Para pelaku juga harus memikul lesung dan meminum kembali air seni dicampur kotoran manusia, merasakan sanksi serupa yang dirasakan Frans.
"Kalau mereka setuju damai, mereka juga minum air seni campur kotoran manusia seperti yang diberikan kepada saya dan istri saya. Uang dan barang kami juga punya. Sakit sekali perasaan kami, mereka yang senang," kata Frans berurai air mata diikuti istri, anak dan semua keponakan di rumah kakak kandungnya itu.
"Martabat kami dihina di hadapan warga satu kampung. Kuda sekalipun tak akan minum air kencingnya sendiri atau makan lagi kotorannya.

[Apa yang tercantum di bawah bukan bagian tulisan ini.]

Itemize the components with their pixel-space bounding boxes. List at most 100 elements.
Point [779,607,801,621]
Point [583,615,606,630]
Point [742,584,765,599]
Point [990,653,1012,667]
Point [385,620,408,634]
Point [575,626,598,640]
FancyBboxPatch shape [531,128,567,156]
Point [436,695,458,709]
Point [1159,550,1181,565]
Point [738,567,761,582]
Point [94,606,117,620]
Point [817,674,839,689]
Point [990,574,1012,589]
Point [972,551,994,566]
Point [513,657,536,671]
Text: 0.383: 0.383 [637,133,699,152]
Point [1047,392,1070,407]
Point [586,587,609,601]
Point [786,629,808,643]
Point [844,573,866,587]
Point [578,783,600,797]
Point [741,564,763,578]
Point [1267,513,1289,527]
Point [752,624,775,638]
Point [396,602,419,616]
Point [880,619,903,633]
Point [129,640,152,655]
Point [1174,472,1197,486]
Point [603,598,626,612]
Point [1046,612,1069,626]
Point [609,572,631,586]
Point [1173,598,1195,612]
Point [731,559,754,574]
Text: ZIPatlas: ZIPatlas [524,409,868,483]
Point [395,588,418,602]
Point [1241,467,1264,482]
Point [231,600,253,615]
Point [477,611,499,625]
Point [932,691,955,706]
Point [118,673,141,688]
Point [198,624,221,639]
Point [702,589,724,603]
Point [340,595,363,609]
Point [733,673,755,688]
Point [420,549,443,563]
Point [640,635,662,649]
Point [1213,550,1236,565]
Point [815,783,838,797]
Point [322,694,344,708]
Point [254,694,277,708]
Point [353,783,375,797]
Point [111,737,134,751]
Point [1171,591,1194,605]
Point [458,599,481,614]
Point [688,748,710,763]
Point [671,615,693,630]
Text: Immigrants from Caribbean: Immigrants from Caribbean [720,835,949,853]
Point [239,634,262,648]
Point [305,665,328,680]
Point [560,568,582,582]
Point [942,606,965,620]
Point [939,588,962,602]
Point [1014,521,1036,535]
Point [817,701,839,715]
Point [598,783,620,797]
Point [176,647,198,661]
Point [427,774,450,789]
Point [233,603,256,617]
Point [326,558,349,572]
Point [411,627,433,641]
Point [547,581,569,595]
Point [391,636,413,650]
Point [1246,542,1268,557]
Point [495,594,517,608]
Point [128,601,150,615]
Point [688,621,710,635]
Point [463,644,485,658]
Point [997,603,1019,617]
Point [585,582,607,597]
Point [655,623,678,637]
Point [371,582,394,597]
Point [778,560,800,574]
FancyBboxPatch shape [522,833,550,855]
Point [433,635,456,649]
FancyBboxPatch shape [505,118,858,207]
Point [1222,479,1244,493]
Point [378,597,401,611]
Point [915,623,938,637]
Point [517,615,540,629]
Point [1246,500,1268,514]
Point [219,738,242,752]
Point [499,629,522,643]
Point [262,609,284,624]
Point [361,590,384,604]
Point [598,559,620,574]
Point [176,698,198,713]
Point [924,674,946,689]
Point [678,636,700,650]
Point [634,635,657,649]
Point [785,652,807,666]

Apalagi manusia dipaksa minum air kencing orang lain dan dicampur kotoran manusia," sambung salah satu keponakan yang minta tak dipublikasikan identitasnya.
Mengingat kembali minum air seni, Frans muntah empat kali di hadapan tamunya.
"Hukuman (minum air seni campur tahi) saya yang rasakan. Bukan kamu yang rasakan," sambung Ny. Sabina, dalam bahasa daerah Manggarai.
Frans menegaskan, ia dan keluarganya sudah tinggalkan Kampung Ling. Rumah setengah tembok (dinding papan) yang telah diselesaikan September 2012, ditinggalkannya. Begitu pula sebidang petak sawah dan sebidang kebun kopi yang
bisa dipanen 300 kilogram tiap musim panen.
"Saya ucapkan di hadapan pak camat. Saya buang Kampung Ling. Saya tidak akan kembali lagi," tegas Frans berurai air mata lagi.
Servas Jahang menawarkan upaya damai dilakukan rumah Gendang Ling dan diliputi media massa untuk membersihkan namanya.
"Saya tidak mau. Yang rasakan sakit saya. Biar saja proses hukum. Biarkan damai saja mereka. Kami mendokan mereka menyadari kekeliruannya," katanya.